Nos dias 15 de fevereiro e 21 de março foram realizadas reuniões com o MPE (Ministério Público do Estado) e representantes da SESAB (Secretária de Saúde da Bahia) e das maternidades de Salvador e de alguns municípios da Bahia para discutir a situação e pensar formas de enfrentamento do problema. Na primeira reunião a discussão girou em torno da situação nas Maternidades José Maria de Magalhães Neto (JMMN) e Climério de Oliveira, ambas em situação de superlotação e baixa rotatividade dos leitos. Na mesma reunião, houve também uma discussão sobre os leitos nas maternidades do interior. Como solução, a SESAB apresentou uma política de metas para as unidades que fizerem mais que 50 partos/mês, os partos a partir do 51º seriam pagos em dobro.
Na segunda reunião, houve uma ampla discussão em relação à superlotação das maternidades de Salvador, foram apresentados como fatores do problema: o deslocamento das gestantes de outras cidades e a alocação para a realização do parto em Salvador, bem como a preferência da gestante em realizar o parto numa maternidade que não pertence ao distrito sanitário da família a qual possivelmente tenha vínculo aqui na cidade, o compartilhamento dos leitos tanto para casos de obstetrícia quanto para casos ginecológicos, nas situações de emergência e nos partos de alto risco. Além disso, o representante da maternidade do Hospital Sagrada Família colocou que a quantia repassada pelo Governo (federal ou estadual?) para manutenção dos leitos do SUS é insuficiente sendo os partos realizados através dos planos de saúde que sustentam a parte financeira do local. Como solução, o representante apresentou o Mapa de Vinculação da Gestante.
O Mapa de Vinculação da Gestante, basicamente, estabelece as maternidades referência para realização de partos de risco habitual para cada distrito sanitário, as maternidades referência para realização de partos de alto risco, além disso, exige mais integração com a CER (Central de Regulação) para a “realocação das gestantes que procuraram atendimento fora do seu distrito sanitário”. Os presentes na reunião do dia 21/03 concordaram que tal solução colaboraria para uma “superlotação compartilhada”, além disso, foi levantada a necessidade de uma frota de ambulâncias apenas para atender as demandas obstétricas. Foi colocado em pauta também, a necessidade de pensar a assistência aos casos de abortamento, mas nada foi discutido em relação a isto. Assim como, não foram discutidas a assistência à puerpéria e ao pré-natal.
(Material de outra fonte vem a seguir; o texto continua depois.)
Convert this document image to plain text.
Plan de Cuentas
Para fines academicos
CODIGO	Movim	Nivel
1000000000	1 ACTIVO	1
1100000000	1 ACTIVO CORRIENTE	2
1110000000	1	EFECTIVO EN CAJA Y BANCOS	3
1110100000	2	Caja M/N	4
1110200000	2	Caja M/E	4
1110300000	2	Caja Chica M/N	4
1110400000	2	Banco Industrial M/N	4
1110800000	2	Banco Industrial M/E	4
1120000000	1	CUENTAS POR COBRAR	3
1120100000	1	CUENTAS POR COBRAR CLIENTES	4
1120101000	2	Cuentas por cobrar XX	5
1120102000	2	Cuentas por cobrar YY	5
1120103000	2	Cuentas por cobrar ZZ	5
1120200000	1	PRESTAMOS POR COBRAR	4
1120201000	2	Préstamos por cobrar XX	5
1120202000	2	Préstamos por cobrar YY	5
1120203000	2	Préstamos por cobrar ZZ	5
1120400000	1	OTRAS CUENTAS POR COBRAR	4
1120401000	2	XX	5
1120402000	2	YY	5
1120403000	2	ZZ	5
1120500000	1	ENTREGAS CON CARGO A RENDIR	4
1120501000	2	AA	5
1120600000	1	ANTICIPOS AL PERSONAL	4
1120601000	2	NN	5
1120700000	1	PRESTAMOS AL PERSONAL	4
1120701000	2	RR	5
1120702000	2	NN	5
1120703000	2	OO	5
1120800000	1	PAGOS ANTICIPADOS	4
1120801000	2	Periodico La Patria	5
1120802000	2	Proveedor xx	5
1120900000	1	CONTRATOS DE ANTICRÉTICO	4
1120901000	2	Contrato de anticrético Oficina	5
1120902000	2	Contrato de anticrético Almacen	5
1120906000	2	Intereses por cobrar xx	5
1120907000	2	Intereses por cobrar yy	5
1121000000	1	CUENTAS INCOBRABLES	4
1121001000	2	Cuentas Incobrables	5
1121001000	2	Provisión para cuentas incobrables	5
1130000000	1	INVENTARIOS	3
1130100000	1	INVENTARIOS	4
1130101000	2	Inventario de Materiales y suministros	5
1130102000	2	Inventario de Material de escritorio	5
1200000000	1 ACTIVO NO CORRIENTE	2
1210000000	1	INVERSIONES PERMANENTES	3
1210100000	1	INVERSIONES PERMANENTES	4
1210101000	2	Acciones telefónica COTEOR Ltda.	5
Enquanto Diretório Central dos Estudantes e Fórum Acadêmico de Saúde, ao pensar na concepção ampla de saúde e seus determinantes, acreditamos que resolver apenas a situação dos leitos através de abordagens tecnicistas é insuficiente para suprir as demandas obstétricas no Estado. É necessário repensar a formação dos profissionais de saúde, que se dá de maneira engessada no modelo tecnicista, centrada na doença e, muitas vezes, carece de discussões em torno do indivíduo e do cuidado. Além de limitar-se apenas ao estudo de um único tipo de assistência obstétrica, sem considerar os saberes populares e as diversas formas de atenção. Nesse contexto, refletir como as estratégias da Saúde da Família e, mais especificamente, da Rede Cegonha durante a formação são potenciais instrumentos para assegurar que os futuros profissionais que trabalharão no SUS sejam capazes de garantir a assistência integral à mulher, à gestante, à puerpéria e à criança.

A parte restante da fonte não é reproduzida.